We can divide the hemostasis process into:
- Primary hemostasis occurs after the initial injury and begins with vasoconstriction regulated by endothelin, a vasoconstrictor derived from the endothelium, and neurogenic reflex mechanisms. Simultaneously, the extracellular matrix (ECM) is exposed to facilitate platelet adhesion to the endothelium and form a hemostatic plug through platelet aggregation.
- Secondary hemostasis or coagulation: The coagulation cascade is activated by the interaction of fibrinogen and the products secreted by platelets. Then thrombin is activated, which converts soluble fibrinogen into insoluble fibrin capable of interlocking to build a stable secondary clot.
Hemorrhage
We can define hemorrhage as the extravasation of blood due to the rupture of a blood vessel. Trauma, atherosclerosis, or inflammatory or neoplastic erosions may cause a blood vessel to rupture. Many parameters classify hemorrhages, including location, affected vessel, etiology, size and extension, and volume of extravasation.
Hemostasis with dental hemostat in the dental clinic
Mild oral bleeding is an ordinary circumstance in the dental center; however, we have to bleed when the intensity and duration increase spontaneously. Stopping this blood loss is critical to ensuring patient safety and continuing the procedure.
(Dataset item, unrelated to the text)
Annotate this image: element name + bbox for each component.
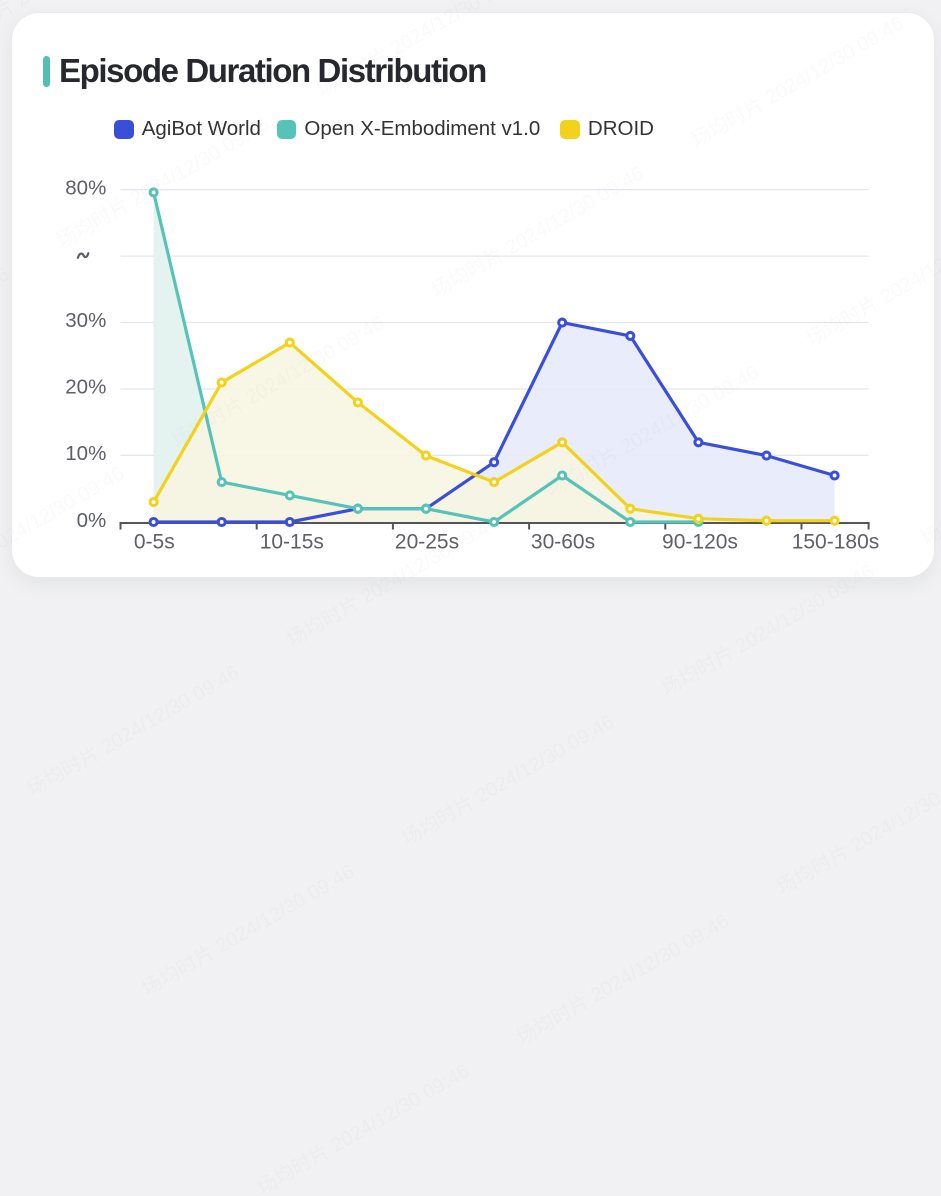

Controlling bleeding in the dental clinic is a challenge because uncontrolled bleeding can cause a medical emergency. To start on the right foot, it is essential to take a good history of the patient, taking into account his personal and family history, which makes us suspect a hemostasis disorder. We must also consider the systemic processes that may indicate any alteration in its mechanism and use dental hemostats. It is crucial to carefully evaluate patients with a history of hemopathies, chronic liver diseases, or thrombocytopenia.
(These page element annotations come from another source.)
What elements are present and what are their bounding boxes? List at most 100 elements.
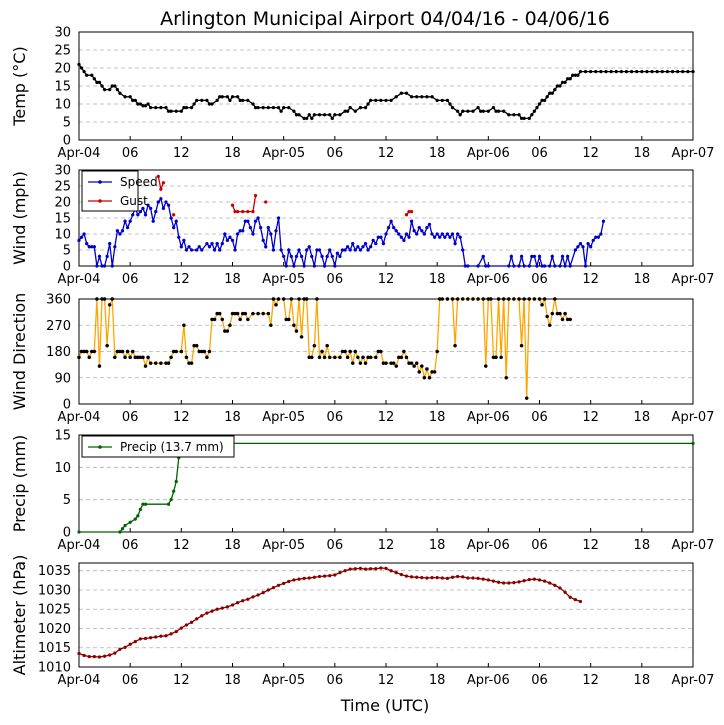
legend-box xyxy=(81,435,235,458)
y-tick-label: 0 xyxy=(63,526,71,541)
legend-marker xyxy=(98,180,102,184)
data-point xyxy=(353,349,358,354)
data-point xyxy=(220,606,224,610)
data-point xyxy=(568,77,572,81)
data-point xyxy=(522,264,526,268)
data-point xyxy=(210,102,214,106)
data-point xyxy=(312,113,317,117)
y-tick-label: 25 xyxy=(54,44,71,59)
data-point xyxy=(179,349,184,354)
data-point xyxy=(609,69,613,74)
data-point xyxy=(368,98,373,103)
x-tick-label: 06 xyxy=(327,410,344,425)
data-point xyxy=(174,219,178,223)
data-point xyxy=(522,297,526,301)
x-tick-label: Apr-07 xyxy=(672,272,715,287)
data-point xyxy=(353,248,357,252)
data-point xyxy=(287,579,291,584)
data-point xyxy=(253,219,258,223)
data-point xyxy=(328,248,332,252)
data-point xyxy=(225,329,230,333)
data-point xyxy=(266,225,271,230)
data-point xyxy=(322,355,327,360)
data-point xyxy=(404,213,409,217)
data-point xyxy=(338,570,342,575)
data-point xyxy=(629,69,634,74)
data-point xyxy=(169,109,173,113)
data-point xyxy=(532,297,537,301)
data-point xyxy=(276,105,281,110)
data-point xyxy=(179,109,184,113)
x-tick-label: 12 xyxy=(173,146,190,161)
data-point xyxy=(356,355,360,360)
y-tick-label: 10 xyxy=(54,461,71,476)
data-point xyxy=(440,98,444,103)
data-point xyxy=(205,611,209,615)
data-point xyxy=(335,251,340,255)
data-point xyxy=(304,116,309,121)
data-point xyxy=(338,355,342,360)
y-axis-label: Altimeter (hPa) xyxy=(10,555,29,676)
data-point xyxy=(120,349,125,354)
data-point xyxy=(271,297,276,301)
data-point xyxy=(169,355,173,360)
data-point xyxy=(174,109,178,113)
data-point xyxy=(568,595,572,599)
data-point xyxy=(448,102,452,106)
data-point xyxy=(496,109,501,113)
data-point xyxy=(143,213,148,217)
data-point xyxy=(279,109,283,113)
data-point xyxy=(166,502,171,506)
data-point xyxy=(532,577,537,581)
data-point xyxy=(501,109,506,113)
data-point xyxy=(269,232,273,236)
data-point xyxy=(128,355,132,360)
data-point xyxy=(274,303,278,307)
data-point xyxy=(276,583,281,588)
data-point xyxy=(95,264,99,268)
data-point xyxy=(394,95,398,99)
x-tick-label: Apr-04 xyxy=(58,272,101,287)
data-point xyxy=(177,235,181,239)
data-point xyxy=(578,69,583,74)
data-point xyxy=(384,566,388,571)
data-point xyxy=(563,80,567,85)
x-tick-label: 18 xyxy=(224,410,241,425)
data-point xyxy=(489,297,493,301)
data-point xyxy=(374,98,378,103)
data-point xyxy=(95,297,99,301)
data-point xyxy=(79,235,84,239)
data-point xyxy=(675,69,680,74)
data-point xyxy=(174,629,178,634)
data-point xyxy=(166,203,171,207)
data-point xyxy=(246,209,250,214)
data-point xyxy=(128,219,132,223)
data-point xyxy=(389,98,393,103)
data-point xyxy=(548,581,552,585)
data-point xyxy=(251,209,255,214)
data-point xyxy=(212,317,217,322)
data-point xyxy=(343,248,347,252)
chart-title: Arlington Municipal Airport 04/04/16 - 0… xyxy=(160,8,610,30)
data-point xyxy=(161,181,166,185)
data-point xyxy=(148,361,153,365)
data-point xyxy=(77,355,81,360)
data-point xyxy=(110,297,115,301)
x-tick-label: 18 xyxy=(634,673,651,688)
data-point xyxy=(522,579,526,583)
data-point xyxy=(225,238,230,243)
data-point xyxy=(276,297,281,301)
data-point xyxy=(246,597,250,601)
data-point xyxy=(466,109,470,113)
data-point xyxy=(107,241,112,246)
y-tick-label: 0 xyxy=(63,260,71,275)
x-tick-label: 12 xyxy=(582,410,599,425)
data-point xyxy=(558,586,562,590)
data-point xyxy=(476,264,480,268)
data-point xyxy=(304,297,309,301)
data-point xyxy=(146,355,150,360)
data-point xyxy=(228,235,232,239)
y-tick-label: 25 xyxy=(54,180,71,195)
data-point xyxy=(284,264,288,268)
data-point xyxy=(553,583,557,588)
Regarding the dental hemostat materials that can be used in oral surgery to control bleeding, we highlight the following:
Aluminum chloride, ferric sulfate, and tannic acid are astringent-styptic. They act by precipitating proteins and creating a mechanical obstruction to bleeding.
Absorbable gelatins: they can be presented in the form of powder, sheets, or sponges. They facilitate platelet aggregation, stabilize the clot, and are entirely absorbed quickly, so it is unnecessary to open the wound again.
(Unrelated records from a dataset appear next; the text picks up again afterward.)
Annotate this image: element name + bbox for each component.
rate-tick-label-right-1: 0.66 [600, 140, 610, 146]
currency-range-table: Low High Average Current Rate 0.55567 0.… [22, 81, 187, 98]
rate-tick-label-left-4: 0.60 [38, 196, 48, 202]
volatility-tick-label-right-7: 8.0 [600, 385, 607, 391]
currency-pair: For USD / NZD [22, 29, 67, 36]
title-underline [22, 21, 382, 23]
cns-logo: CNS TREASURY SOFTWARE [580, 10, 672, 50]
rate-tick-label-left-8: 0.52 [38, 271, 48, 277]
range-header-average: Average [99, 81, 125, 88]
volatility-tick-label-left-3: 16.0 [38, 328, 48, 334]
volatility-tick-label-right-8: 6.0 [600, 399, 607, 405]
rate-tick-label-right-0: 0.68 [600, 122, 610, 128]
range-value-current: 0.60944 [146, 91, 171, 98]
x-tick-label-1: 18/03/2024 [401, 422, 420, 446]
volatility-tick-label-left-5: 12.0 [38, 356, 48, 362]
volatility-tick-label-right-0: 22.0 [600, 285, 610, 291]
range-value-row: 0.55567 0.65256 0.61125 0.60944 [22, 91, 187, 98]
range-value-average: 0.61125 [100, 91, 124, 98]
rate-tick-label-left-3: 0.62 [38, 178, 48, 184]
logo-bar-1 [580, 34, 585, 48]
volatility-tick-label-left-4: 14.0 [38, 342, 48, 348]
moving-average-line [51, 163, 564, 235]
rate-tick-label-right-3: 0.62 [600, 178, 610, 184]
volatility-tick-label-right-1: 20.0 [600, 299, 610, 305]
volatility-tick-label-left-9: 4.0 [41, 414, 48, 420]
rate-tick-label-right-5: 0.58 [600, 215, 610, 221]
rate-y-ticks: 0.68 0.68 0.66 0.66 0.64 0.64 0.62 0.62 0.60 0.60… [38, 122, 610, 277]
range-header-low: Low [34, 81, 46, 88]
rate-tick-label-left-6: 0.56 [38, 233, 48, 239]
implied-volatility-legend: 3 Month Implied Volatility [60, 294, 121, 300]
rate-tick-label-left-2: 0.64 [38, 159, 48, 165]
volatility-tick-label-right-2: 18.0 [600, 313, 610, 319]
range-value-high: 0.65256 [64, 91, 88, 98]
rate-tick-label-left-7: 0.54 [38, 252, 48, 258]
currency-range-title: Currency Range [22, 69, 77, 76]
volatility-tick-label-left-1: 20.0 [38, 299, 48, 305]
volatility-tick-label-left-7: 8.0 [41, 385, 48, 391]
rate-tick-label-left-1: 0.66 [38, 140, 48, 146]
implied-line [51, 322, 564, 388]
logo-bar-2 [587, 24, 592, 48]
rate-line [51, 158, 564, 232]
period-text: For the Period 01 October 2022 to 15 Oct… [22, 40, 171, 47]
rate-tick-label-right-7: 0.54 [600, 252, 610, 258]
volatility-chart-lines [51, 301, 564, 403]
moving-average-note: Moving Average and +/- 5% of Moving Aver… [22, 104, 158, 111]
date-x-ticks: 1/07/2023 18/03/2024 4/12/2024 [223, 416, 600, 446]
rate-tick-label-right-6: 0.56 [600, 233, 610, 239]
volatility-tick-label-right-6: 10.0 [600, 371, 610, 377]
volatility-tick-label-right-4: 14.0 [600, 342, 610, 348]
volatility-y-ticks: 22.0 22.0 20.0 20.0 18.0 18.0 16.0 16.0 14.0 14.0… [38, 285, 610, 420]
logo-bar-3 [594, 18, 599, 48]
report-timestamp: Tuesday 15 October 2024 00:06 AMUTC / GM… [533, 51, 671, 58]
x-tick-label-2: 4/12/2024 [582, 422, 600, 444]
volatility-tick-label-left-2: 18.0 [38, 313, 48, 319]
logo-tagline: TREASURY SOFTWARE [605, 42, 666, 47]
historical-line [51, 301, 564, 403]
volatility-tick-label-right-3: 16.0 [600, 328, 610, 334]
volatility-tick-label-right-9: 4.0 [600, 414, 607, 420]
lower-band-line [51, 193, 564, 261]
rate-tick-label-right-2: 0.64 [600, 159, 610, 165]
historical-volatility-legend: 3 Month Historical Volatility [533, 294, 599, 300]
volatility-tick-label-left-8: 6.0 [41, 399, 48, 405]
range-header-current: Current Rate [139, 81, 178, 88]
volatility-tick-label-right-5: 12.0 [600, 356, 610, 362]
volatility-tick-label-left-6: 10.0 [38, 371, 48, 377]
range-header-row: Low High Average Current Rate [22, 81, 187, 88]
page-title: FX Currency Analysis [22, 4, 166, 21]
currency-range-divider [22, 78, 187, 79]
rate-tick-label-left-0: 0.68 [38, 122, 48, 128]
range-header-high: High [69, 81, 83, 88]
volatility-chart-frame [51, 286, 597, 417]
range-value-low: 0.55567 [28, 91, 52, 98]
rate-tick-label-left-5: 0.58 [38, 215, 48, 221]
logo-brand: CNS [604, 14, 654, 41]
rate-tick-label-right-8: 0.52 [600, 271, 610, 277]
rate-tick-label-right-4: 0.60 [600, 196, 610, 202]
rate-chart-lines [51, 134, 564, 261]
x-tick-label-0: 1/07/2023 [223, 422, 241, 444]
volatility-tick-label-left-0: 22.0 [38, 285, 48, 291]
Collagen sponges: absorbable collagen is positioned over the area of mild or moderate bleeding and is compressed for about 2 to 5 minutes. Its mechanism of action consists of trapping platelets in its structure, promoting adhesion.
Collagen sponges are perfect for this purpose since they also have a porous structure that facilitates better fluid absorption. They can assimilate up to 35 times their weight and are completely absorbable by the body in 15 days.
Control of hemostasis in adhesive aesthetic dentistry
Suppose your area of specialization is adhesive dentistry. In that case, you will know that managing gingival tissues and hemostasis and controlling crevicular fluid is key to achieving restorations free of micro leaks and progressive discolorations.
In adhesive dentistry, dental hemostats fulfill these three functions:
- Control of hemostasis by local plugging of injured epithelial capillaries.
- Control of gingival crevicular fluid thanks to decreased capillary permeability at the level of epithelial adhesion and sulcular epithelium.
- Gingival retraction decreases the elasticity of the collagen fibers of the gingival connective tissue.
Hemostatic solutions significantly improve the quality of adhesion, preserving the integrity and longevity of the restorations. Epinephrine is the most used dental hemostat; however, due to its local and cardiovascular adverse effects, many dentists are more inclined to use solutions such as ferric sulfate or aluminum chloride.